Have a look at this research paper - Accurate Information Extraction from Research Papers using Conditional Random Fields
You might want to use an open-source package like Stanford NER to get started on CRFs.
Or perhaps, you could try importing them (the research papers) to Mendeley. Apparently, it should extract the necessary information for you.
Hope this helps.
Here is what I do using linux and cb2bib.
Open up cb2bib and make sure that clipboard connection is ON, and that your reference database is loaded
Find your paper on google scholar
Click 'import to bibtex' underneath the paper
Select (highlight) everything on the next page (ie., the bibtex code)
It should now appear formatted in cb2bib
Optionally now press network search (the globe icon) to add additional info.
Press save in cb2bib to add the paper to your ref database.
Repeat this for all the papers. I think in the absence of a method that reliably extracts metadata from PDFs, this is the easiest solution I found.
I recommend gscholar in combination with pdftotext.
Although PDF provides meta data, it is seldomly populated with correct content. Often "None" or "Adobe-Photoshop" or other dumb strings are inplace of the title field, for example. That is why none of the above tools might derive correct information from PDFs as the title might be anywhere in the document. Another example: many papers of conference proceedings might also have the title of the conference, or the name of the editors which confuses automatic extraction tools. The results are then dead wrong when you are interested of the real authors of the paper.
So I suggest a semi-automatic approach involving google scholar.
Render the PDF to text, so you might extract: author, and title.
Second copy paste some of this info and query google scholar. To automate this, I employ the cool python script gscholar.py.

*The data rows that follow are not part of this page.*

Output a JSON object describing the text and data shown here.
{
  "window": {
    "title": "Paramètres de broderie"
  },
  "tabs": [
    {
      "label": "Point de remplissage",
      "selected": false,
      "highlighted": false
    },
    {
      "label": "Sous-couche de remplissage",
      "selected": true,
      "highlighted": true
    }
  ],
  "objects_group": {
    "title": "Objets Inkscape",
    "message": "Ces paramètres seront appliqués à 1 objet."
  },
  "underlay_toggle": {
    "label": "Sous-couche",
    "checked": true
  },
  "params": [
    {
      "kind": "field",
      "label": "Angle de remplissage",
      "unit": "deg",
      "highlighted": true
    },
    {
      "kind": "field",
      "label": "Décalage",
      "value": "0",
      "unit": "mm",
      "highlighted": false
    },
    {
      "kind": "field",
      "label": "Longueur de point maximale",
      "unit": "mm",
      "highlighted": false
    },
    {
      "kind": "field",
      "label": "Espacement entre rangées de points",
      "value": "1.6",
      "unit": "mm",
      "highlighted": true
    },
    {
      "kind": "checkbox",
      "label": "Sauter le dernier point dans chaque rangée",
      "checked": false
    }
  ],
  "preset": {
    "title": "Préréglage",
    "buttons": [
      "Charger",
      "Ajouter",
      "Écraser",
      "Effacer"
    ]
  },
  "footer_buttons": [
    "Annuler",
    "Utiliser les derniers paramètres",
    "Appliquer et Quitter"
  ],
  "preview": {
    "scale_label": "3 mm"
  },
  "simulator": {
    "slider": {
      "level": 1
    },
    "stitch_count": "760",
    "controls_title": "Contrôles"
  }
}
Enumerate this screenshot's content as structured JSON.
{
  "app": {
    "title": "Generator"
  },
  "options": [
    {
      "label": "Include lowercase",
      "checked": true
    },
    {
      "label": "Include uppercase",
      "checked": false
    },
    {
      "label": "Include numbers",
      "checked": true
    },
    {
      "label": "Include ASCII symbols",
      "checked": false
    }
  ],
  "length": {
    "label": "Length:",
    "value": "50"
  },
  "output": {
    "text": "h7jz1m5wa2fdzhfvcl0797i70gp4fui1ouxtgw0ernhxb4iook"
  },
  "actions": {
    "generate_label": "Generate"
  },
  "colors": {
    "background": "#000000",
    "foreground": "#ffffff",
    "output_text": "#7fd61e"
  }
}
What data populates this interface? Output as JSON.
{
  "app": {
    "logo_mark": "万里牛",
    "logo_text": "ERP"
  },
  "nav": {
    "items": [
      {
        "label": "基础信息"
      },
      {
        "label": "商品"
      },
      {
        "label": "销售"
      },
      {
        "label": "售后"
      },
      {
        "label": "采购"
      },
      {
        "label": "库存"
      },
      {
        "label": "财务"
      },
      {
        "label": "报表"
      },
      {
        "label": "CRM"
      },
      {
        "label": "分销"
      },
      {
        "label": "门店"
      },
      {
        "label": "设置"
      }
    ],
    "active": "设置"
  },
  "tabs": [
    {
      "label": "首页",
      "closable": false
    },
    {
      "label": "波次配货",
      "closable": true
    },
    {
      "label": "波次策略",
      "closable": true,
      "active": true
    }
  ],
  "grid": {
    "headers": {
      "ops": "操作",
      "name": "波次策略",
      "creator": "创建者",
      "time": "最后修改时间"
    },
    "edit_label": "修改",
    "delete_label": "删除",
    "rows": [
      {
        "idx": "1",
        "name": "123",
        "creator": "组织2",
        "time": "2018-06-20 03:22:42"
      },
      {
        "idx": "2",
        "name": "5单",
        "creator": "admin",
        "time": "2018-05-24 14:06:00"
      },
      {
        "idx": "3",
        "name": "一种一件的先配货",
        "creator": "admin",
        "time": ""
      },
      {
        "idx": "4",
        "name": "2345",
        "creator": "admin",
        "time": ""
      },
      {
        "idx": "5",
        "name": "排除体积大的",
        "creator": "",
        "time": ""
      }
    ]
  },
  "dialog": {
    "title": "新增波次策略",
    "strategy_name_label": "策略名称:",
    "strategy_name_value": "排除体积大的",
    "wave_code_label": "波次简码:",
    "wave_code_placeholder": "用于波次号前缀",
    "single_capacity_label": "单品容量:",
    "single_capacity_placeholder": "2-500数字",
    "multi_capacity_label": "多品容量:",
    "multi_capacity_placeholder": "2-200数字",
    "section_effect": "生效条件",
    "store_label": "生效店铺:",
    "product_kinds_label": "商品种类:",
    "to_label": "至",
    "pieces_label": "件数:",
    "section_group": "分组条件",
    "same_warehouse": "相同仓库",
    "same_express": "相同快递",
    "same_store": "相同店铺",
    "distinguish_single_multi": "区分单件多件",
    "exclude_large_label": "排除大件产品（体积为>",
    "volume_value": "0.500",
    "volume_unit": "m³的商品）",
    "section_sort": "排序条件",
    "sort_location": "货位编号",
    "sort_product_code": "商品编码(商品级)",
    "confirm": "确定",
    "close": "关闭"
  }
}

So in real life this is what I do:
me#box> pdftotext 10.1.1.90.711.pdf - | head
Computational Geometry 23 (2002) 183–194
www.elsevier.com/locate/comgeo
Voronoi diagrams on the sphere ✩
Hyeon-Suk Na a , Chung-Nim Lee a , Otfried Cheong b,∗
a Department of Mathematics, Pohang University of Science and Technology, South Korea
b Institute of Information and Computing Sciences, Utrecht University, P.O. Box 80.089, 3508 TB Utrecht, The Netherlands
Received 28 June 2001; received in revised form 6 September 2001; accepted 12 February 2002
Communicated by J.-R. Sack
me#box> gscholar.py "Voronoi diagrams on the sphere Hyeon-Suk"
#article{na2002voronoi,
title={Voronoi diagrams on the sphere},
author={Na, Hyeon-Suk and Lee, Chung-Nim and Cheong, Otfried},
journal={Computational Geometry},
volume={23},
number={2},
pages={183--194},
year={2002},
publisher={Elsevier}
}
EDIT: Be careful, you might encounter captchas. Another great script is bibfetch.